Elle ne savait même pas si Ryô avait déjà été amoureux dans sa vie. Elle savait, hélas pour elle, qu'il avait connu beaucoup de femmes mais les avait-ils aimées au moins?

Quand elle l'avait connu alors qu'elle n'était qu'au lycée, elle pensait qu'il n'était qu'un sale pervers qui ne pensait qu'avec son outils fièrement dressé.
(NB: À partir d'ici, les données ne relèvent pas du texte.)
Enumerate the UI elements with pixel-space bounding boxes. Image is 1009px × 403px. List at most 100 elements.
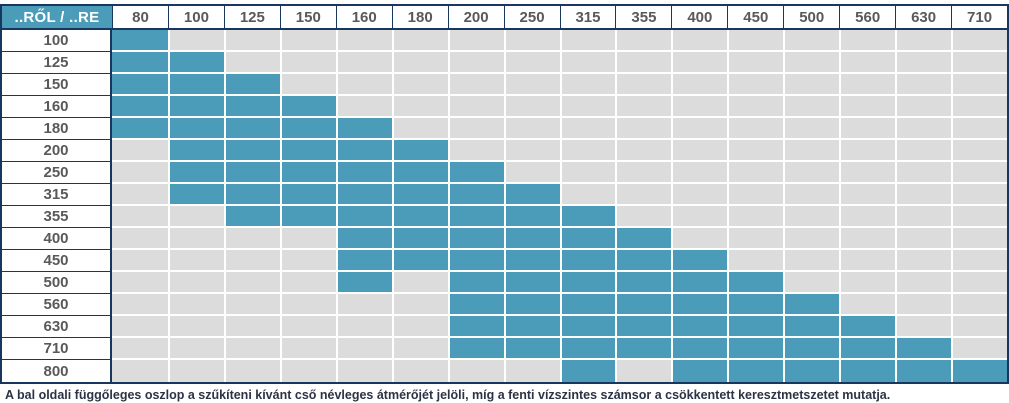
table-row: 150 [2,74,1007,96]
matrix-cell-empty [447,96,504,118]
matrix-cell-filled [559,316,616,338]
matrix-cell-empty [727,52,784,74]
matrix-cell-empty [391,272,448,294]
matrix-cell-filled [503,250,560,272]
matrix-cell-empty [559,118,616,140]
matrix-cell-empty [951,140,1007,162]
column-header: 80 [112,6,168,30]
table-header: ..RŐL / ..RE 80 100 125 150 160 180 200 250 315 3… [2,6,1007,30]
matrix-cell-filled [279,96,336,118]
matrix-cell-empty [167,316,224,338]
matrix-cell-empty [391,360,448,382]
matrix-cell-empty [167,228,224,250]
table-row: 250 [2,162,1007,184]
matrix-cell-empty [839,184,896,206]
matrix-cell-empty [279,228,336,250]
matrix-cell-filled [503,184,560,206]
matrix-cell-filled [335,206,392,228]
matrix-cell-empty [391,30,448,52]
table-row: 450 [2,250,1007,272]
matrix-cell-filled [783,316,840,338]
matrix-cell-filled [839,360,896,382]
matrix-cell-empty [895,250,952,272]
matrix-cell-filled [671,360,728,382]
matrix-cell-filled [559,294,616,316]
matrix-cell-empty [615,74,672,96]
matrix-cell-empty [839,52,896,74]
matrix-cell-filled [335,228,392,250]
matrix-cell-empty [112,206,168,228]
row-header: 400 [2,228,112,250]
matrix-cell-empty [167,360,224,382]
matrix-cell-empty [559,52,616,74]
column-header: 355 [615,6,672,30]
matrix-cell-empty [391,52,448,74]
matrix-cell-filled [223,184,280,206]
matrix-cell-empty [615,52,672,74]
matrix-cell-empty [335,338,392,360]
matrix-cell-filled [167,184,224,206]
matrix-cell-filled [559,338,616,360]
matrix-cell-empty [335,52,392,74]
matrix-cell-empty [783,74,840,96]
matrix-cell-empty [279,272,336,294]
matrix-cell-filled [615,338,672,360]
matrix-cell-filled [391,250,448,272]
matrix-cell-empty [559,184,616,206]
matrix-cell-empty [279,316,336,338]
matrix-cell-filled [167,162,224,184]
matrix-cell-empty [727,74,784,96]
matrix-cell-empty [951,74,1007,96]
matrix-cell-empty [279,74,336,96]
matrix-cell-empty [112,294,168,316]
matrix-cell-empty [783,118,840,140]
matrix-cell-empty [112,316,168,338]
matrix-cell-empty [223,316,280,338]
matrix-cell-filled [223,162,280,184]
matrix-cell-empty [503,162,560,184]
table-row: 710 [2,338,1007,360]
matrix-cell-filled [671,338,728,360]
matrix-cell-empty [112,272,168,294]
matrix-cell-empty [951,96,1007,118]
matrix-cell-empty [279,30,336,52]
column-header: 125 [223,6,280,30]
row-header: 315 [2,184,112,206]
matrix-cell-filled [112,30,168,52]
column-header: 150 [279,6,336,30]
matrix-cell-empty [951,30,1007,52]
row-header: 180 [2,118,112,140]
matrix-cell-empty [447,74,504,96]
matrix-cell-filled [503,272,560,294]
header-row: ..RŐL / ..RE 80 100 125 150 160 180 200 250 315 3… [2,6,1007,30]
table-caption: A bal oldali függőleges oszlop a szűkíte… [5,388,891,402]
matrix-cell-empty [391,74,448,96]
matrix-cell-empty [503,96,560,118]
matrix-cell-filled [112,118,168,140]
matrix-cell-empty [839,96,896,118]
matrix-cell-empty [951,250,1007,272]
matrix-cell-empty [503,30,560,52]
matrix-cell-empty [839,162,896,184]
matrix-cell-empty [615,184,672,206]
matrix-cell-empty [615,140,672,162]
table-row: 400 [2,228,1007,250]
matrix-cell-filled [727,360,784,382]
matrix-cell-empty [895,316,952,338]
matrix-cell-empty [671,162,728,184]
matrix-cell-empty [895,140,952,162]
matrix-cell-filled [559,206,616,228]
table-row: 500 [2,272,1007,294]
matrix-cell-empty [839,30,896,52]
matrix-cell-empty [223,360,280,382]
matrix-cell-empty [727,228,784,250]
matrix-cell-filled [447,228,504,250]
matrix-cell-empty [279,360,336,382]
matrix-cell-empty [503,360,560,382]
matrix-cell-filled [783,338,840,360]
matrix-cell-empty [951,316,1007,338]
matrix-cell-filled [112,96,168,118]
matrix-cell-empty [559,140,616,162]
matrix-cell-empty [727,96,784,118]
matrix-cell-filled [503,316,560,338]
Elle pensait que l'opinion qu'il avait des femmes se limitait à savoir quel bonnet elles faisaient. Mais avec le temps, elle entra en lui et lut son coeur. Il était beaucoup plus sensible qu'il ne le laissait croire. Sa carapace de plomb était solide mais se rouillait avec le temps pour laisser entrer les véritables amis.

Kaori était une amie et elle le connaissait presque par coeur. Pourtant elle ignorait s'il avait déjà été amoureux. Certes Saeko lui avait dit qu'elle avait aimé Ryô et vis et versa mais était-ce la vérité? Était-ce de l'amour physique ou un véritable amour?

Plus elle réfléchissait plus son enthousiasme diminuait. Malgré l'aveu de son partenaire, elle doutait de plus en plus, ce qui était normale dans sa situation. Peut-être était-ce la situation qui lui avait fait dire ces si belles choses. Parce que là, maintenant, y'avait plus rien, pas de gestes, pas de paroles, rien.

Pourquoi ne pas faire un pas dans sa direction? Ce serait un bon moyen pour savoir ce qu'il ressentait...

Hélas le cauchemar refit surface à ce moment précis, coupant Kaori dans son élan. Elle ne pouvait pas se le permettre. Elle ne supporterait qu'il meurt à cause d'elle. Elle dût alors se résigner.

Elle quitta l'appartement le coeur lourd laissant un Ryô en proie à des questions existentielles comme savoir quel numéro de Play Boy allait-il feuilleter allongé sur le canapé...

Ce pitoyable spectacle acheva une Kaori déjà bien faible. Elle n'eut même pas la force de lui jeter une massue ce qui étonna grandement Ryô d'ailleurs.

Une fois sortie, il posa ses magazines sur la table et alluma une cigarette. Il se fichait royalement de la fumer dans le salon, malgré les conseils de sa partenaire d'aller les fumer dehors sur le toit ou le balcon.

Lui aussi était tourmenté. Le rêve qu'il avait fait l'avait bousculé. C'était bien plus qu'un rêve il le savait. La dernière affaire avec le Général Kreutz avait eu des conséquences sur l'esprit du nettoyeur. Délivré de ses doutes et de ses questions, il sentait sa libido grimper en flèche. Il ne savait toujours pas pourquoi il bloquait comme ça mais il savait déjà pourquoi il avait rêvé de Kaori si fort cette nuit.

Il la voulait, il la désirait plus que tout. Ce n'était que pure folie de ne pas y succomber. Pourtant il résistait.